Velocity Conf: Building a Faster & Stronger Web

Velocity Conf knocked my socks off. This was my first O’Reilly conference and I can really see what the hub-bub is all about. Velocity was host to many top industry pioneers like the dudes from Etsy who created StatsD, Mitchell Hashimoto who works on Vagrant, and reps from Opera, Mozilla, and Google, among other big names.

The conference was split into a venn-diagram of operations, development, and devops, so it was easy to experience talks that were on the fringes of most attendees’ skillsets. Being mostly into development and UX, the web performance track was my home turf. However, I did learn some operations stuff that helps me level up beyond just being able to scale up my meager home NAS server. Many of the pure operations talks had to do with visualization of systems; it was nice to hear the discussion involve many HCI principles that we use on the Intridea UX team on a day to day basis.

There was so much material on the web performance side of things that I could go on for days about it, but I’ll just share a few of my favorite tips from Velocity for this debriefing. I often see front-end developers and engineers struggle with exactly how to measure and address web performance issues, and many of the Velocity presenters covered ways to effectively optimize page load; and yes, image compression was one of those things mentioned.

DOMinate the Document Object Model

Ok, so let’s think about DOM render, it happens serially right? That means that we have to make sure we don’t structure our markup in a way that would severely block the “thread” when loading. Modern browsers have implemented work-arounds like “speculative loading” to download resources while still parsing the rest of the DOM. This is all well and good, but speculative loading will still fail if we have any inline script tags that use document.write() to append markup to the document. This would be a sure-fire way to block the DOM. Not all document.write() is entirely evil, but one should definitely be wary of it.

Something cool that Chrome for Android is doing is spinning up multiple processes when loading a document so it’s likely that true concurrent DOM render is probably coming in the near future. The faster a user sees browser paint (elements on the screen), the faster they will believe the page is loading. You never want to give them the “white screen of death”.

Optimization for Mobile

With responsive design all the rage (and with good reason), there are special considerations to make to optimize for multiple devices. Jason Grigsby drilled down into this at Velocity in his talk “Performance Implications of Responsive Design”. We obviously want to limit the size of any asset on a mobile device if necessary, but the W3C spec still needs to catch up with an image tag that allows multiple sources for multiple breakpoints. Until then, we have this:

Picturefill, a JS lib that allows us to specify multiple images with data attributes. In my opinion, the current landscape of responsive design feels very much like back when CSS and semantic markup had become en vogue. Browsers and W3C spec will need to catch up, and until then we will have to put some hacks in place to heighten the UX.

Tools

Now for the tools…

The W3C now has a couple of recommendations in the works for Timing APIs to measure a slew of attributes surrounding page speed. They are super easy to use too, all you need to do to leverage is:

window.performance

…and BAMMO, you’ve got yourself an interface in which you can piece together just about any metric for page load, memory allocation, etc. that you want.

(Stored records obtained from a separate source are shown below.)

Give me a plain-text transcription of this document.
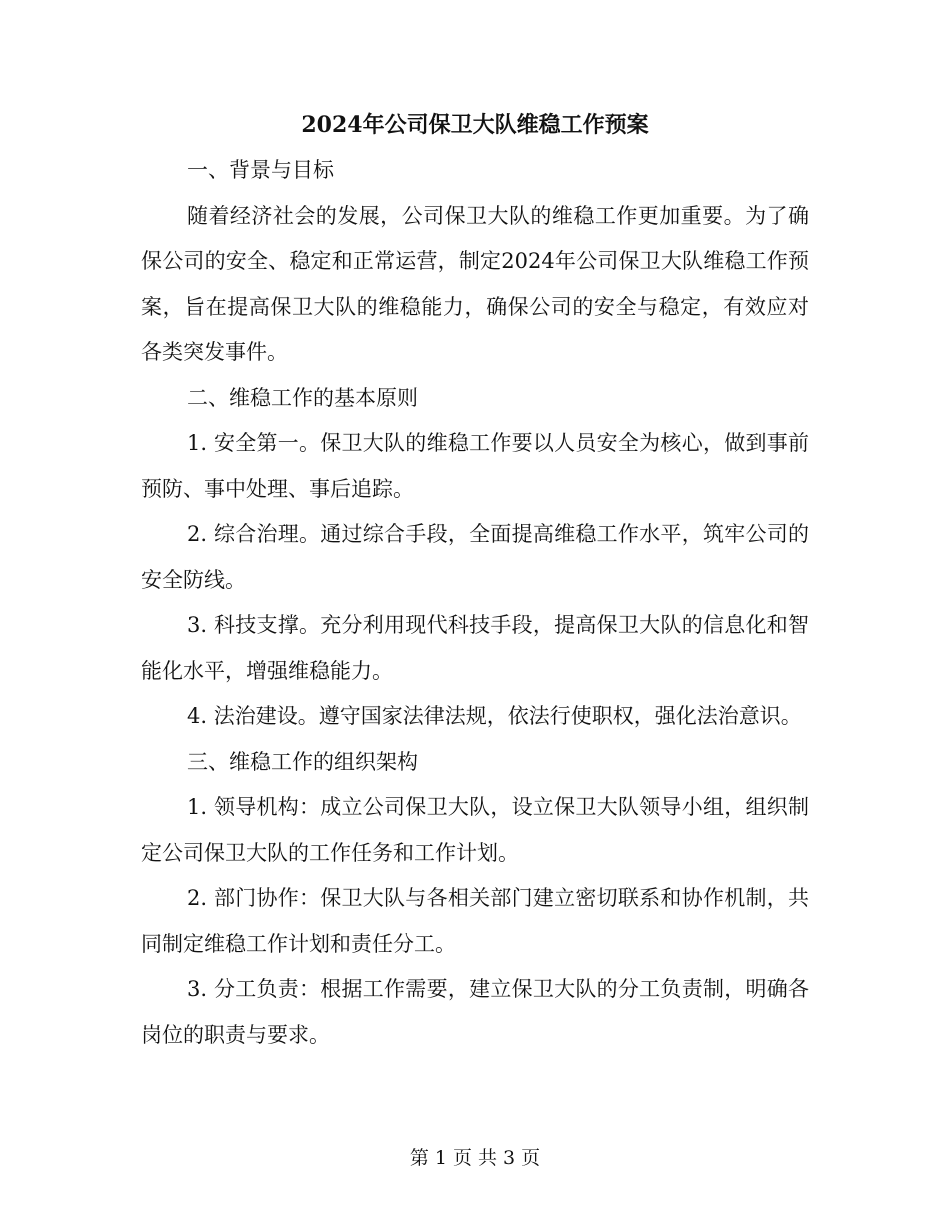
2024年公司保卫大队维稳工作预案

一、背景与目标

随着经济社会的发展，公司保卫大队的维稳工作更加重要。为了确保公司的安全、稳定和正常运营，制定2024年公司保卫大队维稳工作预案，旨在提高保卫大队的维稳能力，确保公司的安全与稳定，有效应对各类突发事件。

二、维稳工作的基本原则

1. 安全第一。保卫大队的维稳工作要以人员安全为核心，做到事前预防、事中处理、事后追踪。

2. 综合治理。通过综合手段，全面提高维稳工作水平，筑牢公司的安全防线。

3. 科技支撑。充分利用现代科技手段，提高保卫大队的信息化和智能化水平，增强维稳能力。

4. 法治建设。遵守国家法律法规，依法行使职权，强化法治意识。

三、维稳工作的组织架构

1. 领导机构：成立公司保卫大队，设立保卫大队领导小组，组织制定公司保卫大队的工作任务和工作计划。

2. 部门协作：保卫大队与各相关部门建立密切联系和协作机制，共同制定维稳工作计划和责任分工。

3. 分工负责：根据工作需要，建立保卫大队的分工负责制，明确各岗位的职责与要求。

第 1 页 共 3 页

If you just want to get a good rundown of these metrics, but don’t want to build it yourself, then use the PageSpeed Critical Path tool, a project headed by Bryan McQuade at Google. Bryan, Patrick Meenan, Dallas Marlow, and Steven Souders went over the tool in depth at Velocity, and you can see their presentation here.

A Stronger, Faster Web

Velocity’s theme is centered around “Building a Faster and Stronger Web.” What amazes me is that after leaving the conference I already feel more confident in my ability to begin building a faster, strong web.

Velocity was a conference that didn’t disappoint. It wasn’t a dull offering of overdone presentation topics and speakers – it actually offered interesting panels and presentations on a variety of really engaging topics, all centered around that single theme. I’m looking forward to heading back next year and learning what it will be like building the web in 2013!